Aunque no era precisamente atractivo a los ojos, el desayuno resultó ser especialmente bueno. Desayunamos mucho, largo, con plática y nos fuimos por las maletas. A 15 kilómetros estaba el Tajín. La pregunta era si estaba o no abierto. En el camino, compramos lichis a 20 pesos el kilo.
Al llegar al Tajín tuvimos malos presentimientos frente a la falta absoluta de coches. Habíamos albergado la esperanza de que, al ser un parque al aire libre, no lo hubiesen cerrados. Ah, ingenuos de nosotros. El INAH tiene a todas sus zonas arqueológicas en cuarentena. Ante la frustración de J, ella y mi padre intentaron colarse, hasta que se toparon con un guardia que les hizo muy mala cara. Pues nada: a tomar fotos literalmente desde la barrera. Conocimos a un indígena que les enseñó a saludar en totonaco y que nos pidió cambió para vender unas camisetas. Nos encontramos con una arqueóloga de muy mala leche que pretendía que mi padre moviera la camioneta: “esta no es zona de estacionamiento”, afirmaba. Los vendedores con los que estábamos hablando la tildaron de loca: “está como cabra. Ella no es jefa aquí. Será jefa en las ruinas, pero no acá. No se preocupen”. Compramos chucherías varias en el mercadillo y tomamos carretera de nuevo, a ver si en Papantla encontrábamos algo más.
Resultó que Papantla tiene mucho tráfico, una presidencia municipal pintada como pastel de quinceaños, un kiosco mono y una iglesia con el palo de los voladores enfrente. Y ya. Ah, y la escultura del volador a lo lejos – y en la Iglesia, las oraciones también escritas en totonaco, junto a los grabados en madera de las orquídeas de la vainilla. Nos tomamos un helado y seguimos camino otra vez: queríamos llegar a dormir al buen puerto de Veracruz.

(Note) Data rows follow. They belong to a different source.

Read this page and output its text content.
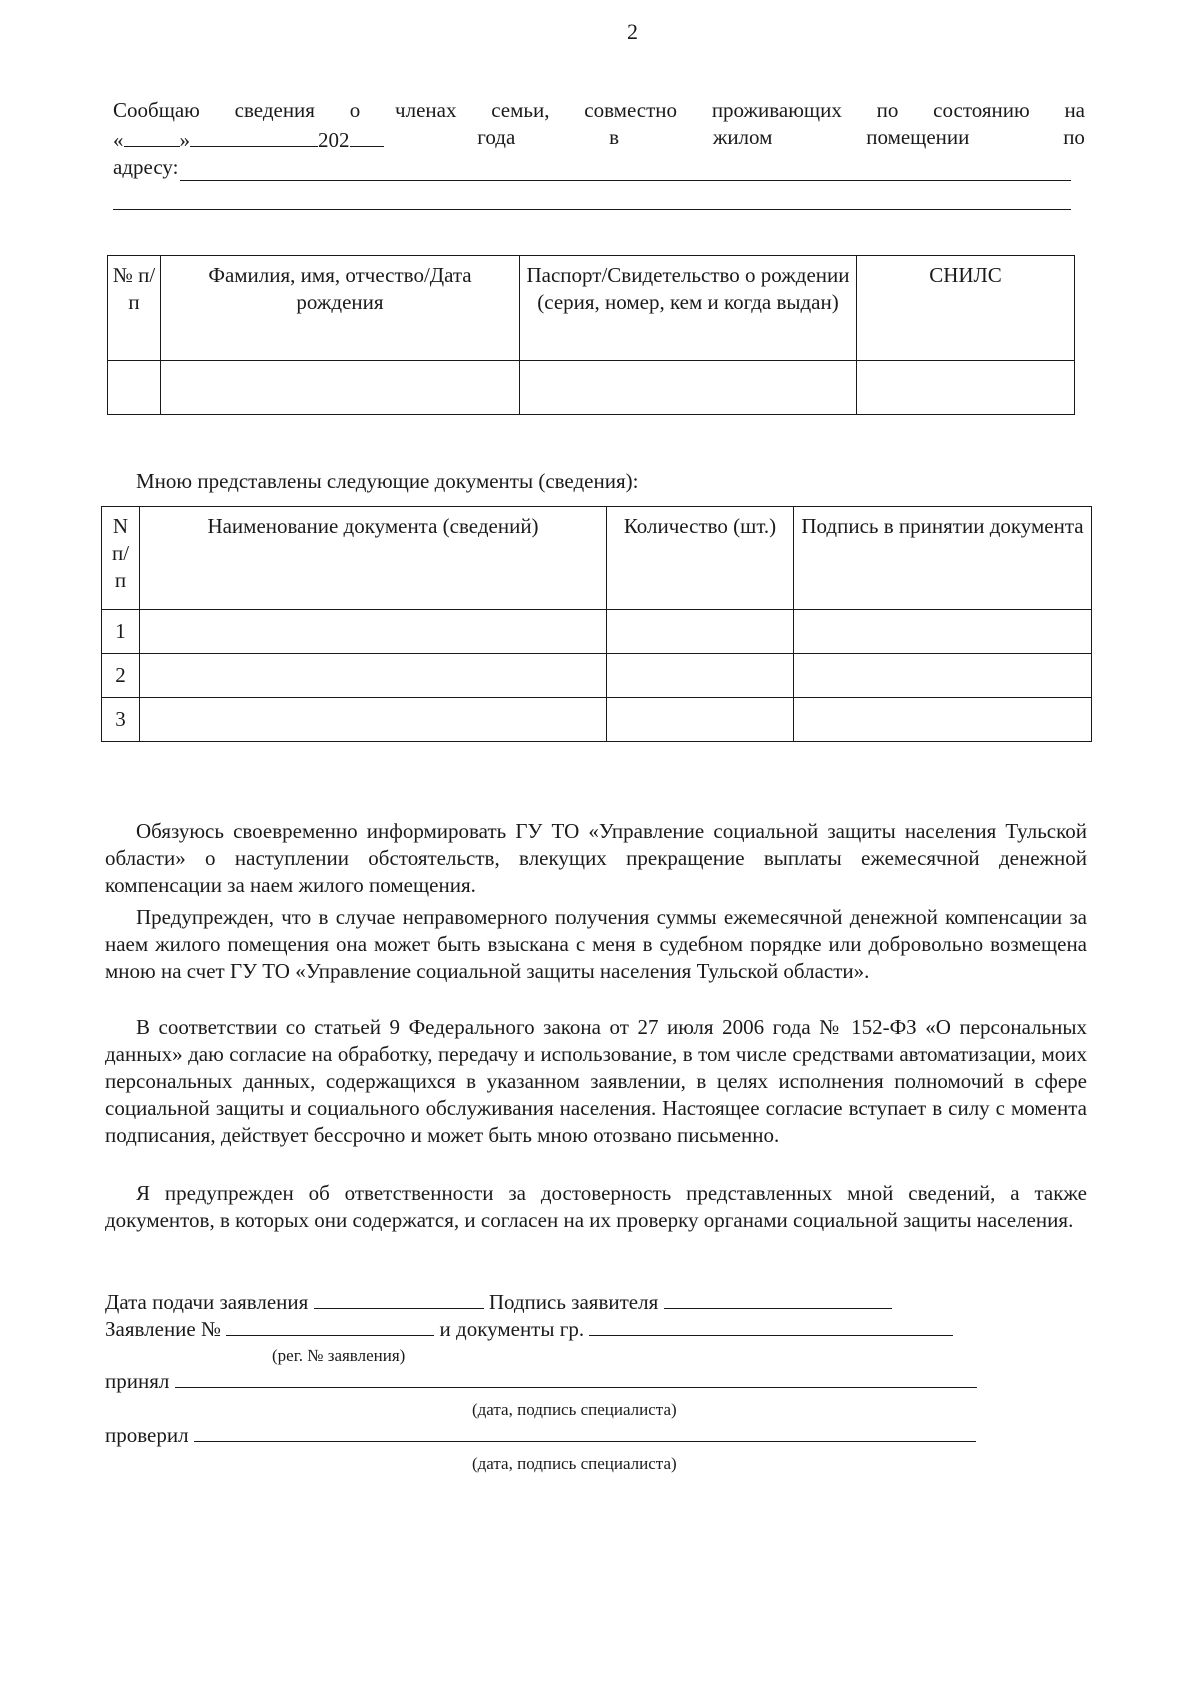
2
Сообщаю сведения о членах семьи, совместно проживающих по состоянию на
«	»	202	года	в	жилом	помещении	по
адресу:
№ п/п	Фамилия, имя, отчество/Дата рождения	Паспорт/Свидетельство о рождении (серия, номер, кем и когда выдан)	СНИЛС

Мною представлены следующие документы (сведения):
N п/ п	Наименование документа (сведений)	Количество (шт.)	Подпись в принятии документа
1			
2			
3			
Обязуюсь своевременно информировать ГУ ТО «Управление социальной защиты населения Тульской области» о наступлении обстоятельств, влекущих прекращение выплаты ежемесячной денежной компенсации за наем жилого помещения.
Предупрежден, что в случае неправомерного получения суммы ежемесячной денежной компенсации за наем жилого помещения она может быть взыскана с меня в судебном порядке или добровольно возмещена мною на счет ГУ ТО «Управление социальной защиты населения Тульской области».
В соответствии со статьей 9 Федерального закона от 27 июля 2006 года № 152-ФЗ «О персональных данных» даю согласие на обработку, передачу и использование, в том числе средствами автоматизации, моих персональных данных, содержащихся в указанном заявлении, в целях исполнения полномочий в сфере социальной защиты и социального обслуживания населения. Настоящее согласие вступает в силу с момента подписания, действует бессрочно и может быть мною отозвано письменно.
Я предупрежден об ответственности за достоверность представленных мной сведений, а также документов, в которых они содержатся, и согласен на их проверку органами социальной защиты населения.
Дата подачи заявления	Подпись заявителя
Заявление №	и документы гр.
(рег. № заявления)
принял
(дата, подпись специалиста)
проверил
(дата, подпись специалиста)
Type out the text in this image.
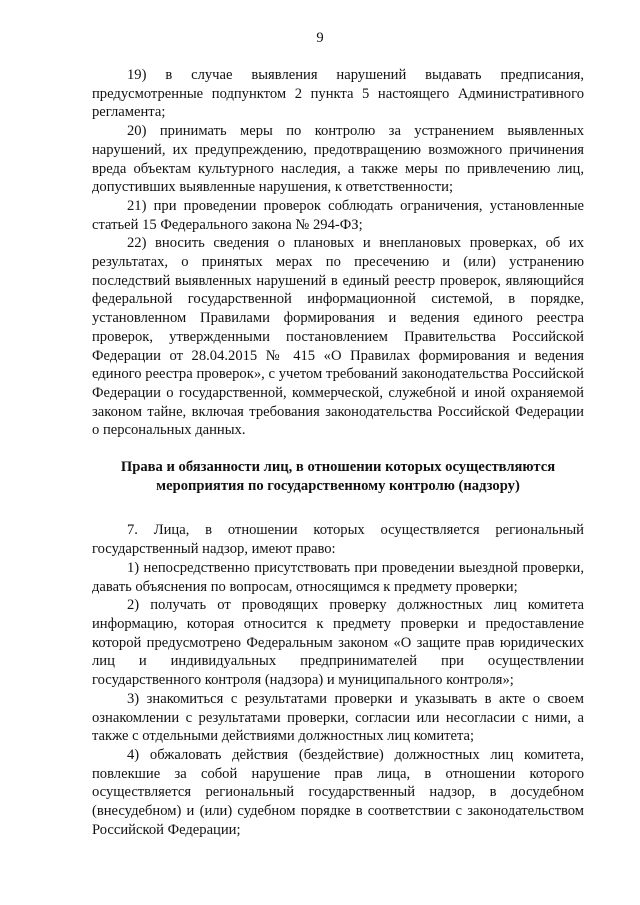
9

19) в случае выявления нарушений выдавать предписания, предусмотренные подпунктом 2 пункта 5 настоящего Административного регламента;

20) принимать меры по контролю за устранением выявленных нарушений, их предупреждению, предотвращению возможного причинения вреда объектам культурного наследия, а также меры по привлечению лиц, допустивших выявленные нарушения, к ответственности;

21) при проведении проверок соблюдать ограничения, установленные статьей 15 Федерального закона № 294-ФЗ;

22) вносить сведения о плановых и внеплановых проверках, об их результатах, о принятых мерах по пресечению и (или) устранению последствий выявленных нарушений в единый реестр проверок, являющийся федеральной государственной информационной системой, в порядке, установленном Правилами формирования и ведения единого реестра проверок, утвержденными постановлением Правительства Российской Федерации от 28.04.2015 № 415 «О Правилах формирования и ведения единого реестра проверок», с учетом требований законодательства Российской Федерации о государственной, коммерческой, служебной и иной охраняемой законом тайне, включая требования законодательства Российской Федерации о персональных данных.

Права и обязанности лиц, в отношении которых осуществляются
мероприятия по государственному контролю (надзору)

7. Лица, в отношении которых осуществляется региональный государственный надзор, имеют право:

1) непосредственно присутствовать при проведении выездной проверки, давать объяснения по вопросам, относящимся к предмету проверки;

2) получать от проводящих проверку должностных лиц комитета информацию, которая относится к предмету проверки и предоставление которой предусмотрено Федеральным законом «О защите прав юридических лиц и индивидуальных предпринимателей при осуществлении государственного контроля (надзора) и муниципального контроля»;

3) знакомиться с результатами проверки и указывать в акте о своем ознакомлении с результатами проверки, согласии или несогласии с ними, а также с отдельными действиями должностных лиц комитета;

4) обжаловать действия (бездействие) должностных лиц комитета, повлекшие за собой нарушение прав лица, в отношении которого осуществляется региональный государственный надзор, в досудебном (внесудебном) и (или) судебном порядке в соответствии с законодательством Российской Федерации;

Tomamos una carretera costera por un territorio que se llama la Costa Esmeralda. Es espectacular. A la mitad, en Playa Gorda, nos paramos para que J se diera un chapuzón en las aguas del Golfo de México. Nosotros sólo metimos los pies. Estuvimos un buen rato caminando, disfrutando de las playas desiertas cortesía del pánico a la influenza. De nuevo en el coche, estuvimos mirando las playas hasta llegar al enorme puerto de Veracruz. Fue fácil encontrar el hotel – en donde estaban en pánico total. Baste decir que en lugar de dulces en la recepción, había una canastita con tapabocas. Hicimos el checkin, los convencimos para que nos dieran una cama extra y decidimos salir en busca (por fin) de comida.
Yo, que soy la clásica que quiere hacer lo que “se debe hacer”, moría de ganas por ir al Café de la Parroquia. Me imaginaba comiendo algo riquísimo y tomándome mi café. Oh, error. El servicio fue malísimo. Y mejor que la comida, que era como vieja o de plástico. Terrible. Caminamos después un rato por los portales y regresamos al hotel a descansar nuestro cuerpo maltrecho de tanta carretera. Atrás de nuestro hotel estaba la logia masónica de Veracruz. Tomamos unas fotos, miramos un mapa y luego intentamos ver la tele: no lo logramos – a los 15 minutos estábamos todas dormidas.